Effects of microplastics and drought on soil ecosystem functions and multifunctionality
Researchers tested how microplastic fibers and drought conditions interact to affect soil ecosystem functions in grassland plant communities. The study found that the combination of microplastics and drought negatively impacted nutrient cycling enzymes, soil respiration, and overall ecosystem multifunctionality, suggesting that microplastics may worsen the well-known damaging effects of drought on soil systems.
Insights into soil microbial assemblages and nitrogen cycling function responses to conventional and biodegradable microplastics
Researchers compared how biodegradable polylactic acid and conventional PVC microplastics affect soil bacteria and nitrogen cycling processes. They found that both types of microplastics altered microbial communities, but biodegradable plastics had distinct effects on nitrogen-processing bacteria and did not simply behave as a harmless alternative. The study suggests that switching to biodegradable plastics may change rather than eliminate the impact of microplastic contamination on soil health.
Differential responses of soil microbial community structure and function to conventional and biodegradable microplastics
Scientists compared how tiny pieces of regular plastics and "biodegradable" plastics affect helpful bacteria in soil after 6 months.
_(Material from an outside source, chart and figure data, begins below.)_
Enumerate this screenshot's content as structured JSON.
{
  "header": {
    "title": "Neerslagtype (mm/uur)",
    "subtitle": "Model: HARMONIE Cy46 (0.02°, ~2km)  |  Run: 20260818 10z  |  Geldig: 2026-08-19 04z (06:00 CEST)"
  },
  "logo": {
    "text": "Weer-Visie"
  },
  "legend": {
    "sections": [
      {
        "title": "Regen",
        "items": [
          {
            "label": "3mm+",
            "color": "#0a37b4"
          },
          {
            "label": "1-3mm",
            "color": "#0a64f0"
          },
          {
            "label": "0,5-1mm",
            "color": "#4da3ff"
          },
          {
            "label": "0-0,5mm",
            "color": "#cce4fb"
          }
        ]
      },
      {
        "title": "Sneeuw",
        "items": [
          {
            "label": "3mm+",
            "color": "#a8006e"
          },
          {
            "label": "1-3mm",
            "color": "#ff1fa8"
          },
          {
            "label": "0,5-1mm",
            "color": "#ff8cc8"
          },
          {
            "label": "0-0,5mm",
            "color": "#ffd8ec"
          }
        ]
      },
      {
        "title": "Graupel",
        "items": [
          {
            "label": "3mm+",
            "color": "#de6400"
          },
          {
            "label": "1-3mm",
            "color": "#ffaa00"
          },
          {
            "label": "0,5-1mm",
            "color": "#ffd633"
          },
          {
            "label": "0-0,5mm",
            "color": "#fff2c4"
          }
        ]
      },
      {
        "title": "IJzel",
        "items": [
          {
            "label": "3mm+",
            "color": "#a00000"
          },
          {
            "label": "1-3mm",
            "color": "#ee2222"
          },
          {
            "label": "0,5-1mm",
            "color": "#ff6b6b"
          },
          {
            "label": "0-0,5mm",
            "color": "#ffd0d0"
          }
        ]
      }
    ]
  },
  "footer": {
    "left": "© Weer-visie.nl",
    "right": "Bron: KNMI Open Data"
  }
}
They found that biodegradable plastics actually disrupted soil bacteria more than regular plastics, changing the microbes that help plants grow and cycle nutrients. This matters because these soil bacteria are crucial for growing healthy food, so switching to biodegradable plastics might not be the simple environmental solution we hoped for.
The impact of microplastic and sulfanilamide co-exposure on soil microbiota
This study investigated what happens when microplastics and the antibiotic sulfanilamide are present together in soil, finding that the combination significantly altered soil microbial communities compared to either pollutant alone. Both conventional polyethylene and biodegradable polylactic acid microplastics interacted with the antibiotic to change bacterial diversity and soil chemistry. The results show that microplastics and antibiotics in agricultural soil can have compounding effects on soil health, potentially affecting the crops grown in it.
Effects of Microplastic Fibers and Drought on Plant Communities
Researchers added microplastic fibers to plant communities and applied drought stress, finding that microfibers reduced total community productivity and shifted species composition, with combined microplastic-drought stress causing greater harm than either factor alone.
Microplastic effects on soil organic matter dynamics and bacterial communities under contrasting soil environments
Researchers compared microplastic effects on soil organic matter dynamics and bacterial communities across contrasting soil environments, finding that the type of microplastic polymer and soil conditions together determine whether microbial activity and carbon cycling are stimulated or suppressed.